# Long tractor 680



## Tbonah (8 mo ago)

I have a long tractor 680, no idea what this part would even be called but I snapped it today and was wondering what I could even call this and what part I'm even working on, It's part of the fuel system.


----------



## pogobill (Jan 31, 2012)

I think this might be it.









*Injection Pump Banjo Bolt with Valve for Long 680 TractorsPART #: TX11677






Lucas CAV DPA and DPS fuel outlet banjo bolt pressurising valve 7180-358 – Toni´s Einspritzpumpen







toni-einspritzpumpenservices.de









Lucas CAV DPA and DPS fuel outlet banjo bolt pressurising valve 7180-358 – Toni´s Einspritzpumpen







toni-einspritzpumpenservices.de




*


----------



## pogobill (Jan 31, 2012)

Tbonah said:


> I have a long tractor 680, no idea what this part would even be called but I snapped it today and was wondering what I could even call this and what part I'm even working on, It's part of the fuel system.
> View attachment 79779
> 
> View attachment 79776
> ...


And welcome to the forum, hope I got you pointed closer to an answer!


----------



## thepumpguysc (Jan 25, 2015)

Hi pressure outlet banjo bolt..
They are inj pump mdl specific.!!
Get the mdl # off the name plate and I’ll get u the p#..


----------



## thepumpguysc (Jan 25, 2015)

If your getting 1local, don’t forget the Teflon line washers..(2)
It’s important to TORQUE the connector.. 25 ftlbs .!!!
Get me those pump numbers ex 
3248F442


----------



## JLSteiner (Aug 6, 2017)

Mots any diesel injection pump shop should be able to get you one.


----------



## Tbonah (8 mo ago)

thepumpguysc said:


> If your getting 1local, don’t forget the Teflon line washers..(2)
> It’s important to TORQUE the connector.. 25 ftlbs .!!!
> Get me those pump numbers ex
> 3248F442


Irs a Delphi pump
Type 1147
De 3348f881
Model 13607hvg


----------



## thepumpguysc (Jan 25, 2015)

Banjo bolt.. 7180-358. (1)
Washers... 5936-332C. (2)
All Delphi #’s..
Don’t forget.. torque to 25ftlbs..


----------



## Tbonah (8 mo ago)

thepumpguysc said:


> Banjo bolt.. 7180-358. (1)
> Washers... 5936-332C. (2)
> All Delphi #’s..
> Don’t forget.. torque to 25ftlbs..


Are they called Lucas cav washers?
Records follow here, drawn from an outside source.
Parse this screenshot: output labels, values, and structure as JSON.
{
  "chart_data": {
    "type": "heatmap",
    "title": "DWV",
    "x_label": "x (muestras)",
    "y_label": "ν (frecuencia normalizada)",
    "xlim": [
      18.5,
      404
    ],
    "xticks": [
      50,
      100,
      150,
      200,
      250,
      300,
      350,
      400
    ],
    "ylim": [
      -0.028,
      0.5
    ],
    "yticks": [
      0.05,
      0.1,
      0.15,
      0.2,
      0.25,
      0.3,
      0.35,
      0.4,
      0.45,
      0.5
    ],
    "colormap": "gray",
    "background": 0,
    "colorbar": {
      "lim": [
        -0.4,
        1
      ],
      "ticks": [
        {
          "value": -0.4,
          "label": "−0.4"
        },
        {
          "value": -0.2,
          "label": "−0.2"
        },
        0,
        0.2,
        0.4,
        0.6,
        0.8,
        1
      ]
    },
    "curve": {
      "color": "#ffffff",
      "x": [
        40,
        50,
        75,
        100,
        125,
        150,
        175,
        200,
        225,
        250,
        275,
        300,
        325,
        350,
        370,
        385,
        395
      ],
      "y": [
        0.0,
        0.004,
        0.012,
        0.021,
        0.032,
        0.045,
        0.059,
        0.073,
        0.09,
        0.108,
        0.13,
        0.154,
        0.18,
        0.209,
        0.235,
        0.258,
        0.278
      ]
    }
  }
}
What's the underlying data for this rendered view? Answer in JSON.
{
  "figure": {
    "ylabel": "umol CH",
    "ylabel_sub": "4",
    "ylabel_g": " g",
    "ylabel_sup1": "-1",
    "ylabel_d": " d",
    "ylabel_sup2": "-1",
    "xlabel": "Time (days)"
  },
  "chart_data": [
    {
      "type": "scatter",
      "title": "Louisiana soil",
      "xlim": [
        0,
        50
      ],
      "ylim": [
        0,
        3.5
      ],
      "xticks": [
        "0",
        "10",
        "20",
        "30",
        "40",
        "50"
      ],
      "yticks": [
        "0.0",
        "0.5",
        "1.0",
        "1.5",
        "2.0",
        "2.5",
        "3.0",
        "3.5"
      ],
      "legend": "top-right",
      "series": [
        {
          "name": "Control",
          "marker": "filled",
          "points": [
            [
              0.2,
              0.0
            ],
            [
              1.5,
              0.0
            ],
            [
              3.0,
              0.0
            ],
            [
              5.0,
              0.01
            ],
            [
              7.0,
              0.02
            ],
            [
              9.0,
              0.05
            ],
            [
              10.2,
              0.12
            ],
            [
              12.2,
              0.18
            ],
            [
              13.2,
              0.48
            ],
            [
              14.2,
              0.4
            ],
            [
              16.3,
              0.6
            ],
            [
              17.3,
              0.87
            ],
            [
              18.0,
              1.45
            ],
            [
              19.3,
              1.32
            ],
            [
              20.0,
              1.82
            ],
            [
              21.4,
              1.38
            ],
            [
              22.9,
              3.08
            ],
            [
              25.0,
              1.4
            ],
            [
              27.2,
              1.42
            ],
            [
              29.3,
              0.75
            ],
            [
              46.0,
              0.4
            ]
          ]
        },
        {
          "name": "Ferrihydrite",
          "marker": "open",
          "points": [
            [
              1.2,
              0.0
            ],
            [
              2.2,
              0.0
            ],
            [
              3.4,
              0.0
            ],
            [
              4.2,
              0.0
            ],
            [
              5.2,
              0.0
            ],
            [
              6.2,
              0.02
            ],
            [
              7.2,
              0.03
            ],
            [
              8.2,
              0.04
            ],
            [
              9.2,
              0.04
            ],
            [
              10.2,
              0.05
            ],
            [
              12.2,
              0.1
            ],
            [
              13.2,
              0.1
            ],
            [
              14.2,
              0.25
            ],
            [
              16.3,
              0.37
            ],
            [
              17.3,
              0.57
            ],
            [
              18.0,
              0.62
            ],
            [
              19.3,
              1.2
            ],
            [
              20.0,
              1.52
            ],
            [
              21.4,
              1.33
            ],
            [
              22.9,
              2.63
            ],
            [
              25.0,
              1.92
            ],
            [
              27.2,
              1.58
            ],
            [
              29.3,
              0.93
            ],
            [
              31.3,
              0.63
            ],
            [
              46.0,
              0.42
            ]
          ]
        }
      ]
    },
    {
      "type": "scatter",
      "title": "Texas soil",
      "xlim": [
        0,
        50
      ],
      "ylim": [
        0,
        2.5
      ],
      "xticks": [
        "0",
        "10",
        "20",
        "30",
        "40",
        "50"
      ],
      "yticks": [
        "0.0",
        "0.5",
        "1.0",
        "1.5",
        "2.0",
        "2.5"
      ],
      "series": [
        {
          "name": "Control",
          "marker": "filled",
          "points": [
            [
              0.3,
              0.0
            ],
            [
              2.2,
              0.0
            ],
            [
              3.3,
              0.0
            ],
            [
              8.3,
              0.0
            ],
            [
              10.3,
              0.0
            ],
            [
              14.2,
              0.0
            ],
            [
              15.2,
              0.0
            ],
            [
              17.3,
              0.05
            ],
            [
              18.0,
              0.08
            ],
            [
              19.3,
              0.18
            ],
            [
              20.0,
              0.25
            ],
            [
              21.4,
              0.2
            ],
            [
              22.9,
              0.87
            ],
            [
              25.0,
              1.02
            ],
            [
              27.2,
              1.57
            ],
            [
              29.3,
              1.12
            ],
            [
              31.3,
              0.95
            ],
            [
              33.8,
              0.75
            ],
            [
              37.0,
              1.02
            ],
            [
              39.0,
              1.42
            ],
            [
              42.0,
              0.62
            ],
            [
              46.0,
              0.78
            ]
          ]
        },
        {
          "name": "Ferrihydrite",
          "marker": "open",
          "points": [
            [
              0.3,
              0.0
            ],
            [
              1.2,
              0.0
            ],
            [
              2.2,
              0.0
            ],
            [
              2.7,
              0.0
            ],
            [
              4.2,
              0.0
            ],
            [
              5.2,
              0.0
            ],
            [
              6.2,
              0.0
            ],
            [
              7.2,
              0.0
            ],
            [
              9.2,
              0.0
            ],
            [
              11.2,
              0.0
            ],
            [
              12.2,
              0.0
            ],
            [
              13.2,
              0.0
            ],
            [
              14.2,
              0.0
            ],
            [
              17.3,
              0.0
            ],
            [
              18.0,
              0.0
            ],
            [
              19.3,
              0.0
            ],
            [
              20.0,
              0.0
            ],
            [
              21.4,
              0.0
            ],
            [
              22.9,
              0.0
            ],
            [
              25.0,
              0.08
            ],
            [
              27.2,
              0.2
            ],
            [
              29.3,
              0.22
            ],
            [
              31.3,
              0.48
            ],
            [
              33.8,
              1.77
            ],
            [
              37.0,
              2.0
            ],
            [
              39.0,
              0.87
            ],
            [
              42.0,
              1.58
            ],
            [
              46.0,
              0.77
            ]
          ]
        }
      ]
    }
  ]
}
Says they are a stanadyne cav roosa.. just out of curiosity, what's the difference in these washers as opposed to a copper crush washer on this aplication? Thank you very much for the part numbers man


----------



## thepumpguysc (Jan 25, 2015)

If u can’t find them, I’ve got a small herd of’m..


----------



## Roydon96 (5 d ago)

thepumpguysc said:


> If u can’t find them, I’ve got a small herd of’m..


Do you still have a couple of 7180-358 banjo bolts?


----------



## thepumpguysc (Jan 25, 2015)

Yes, how many do u need.??


----------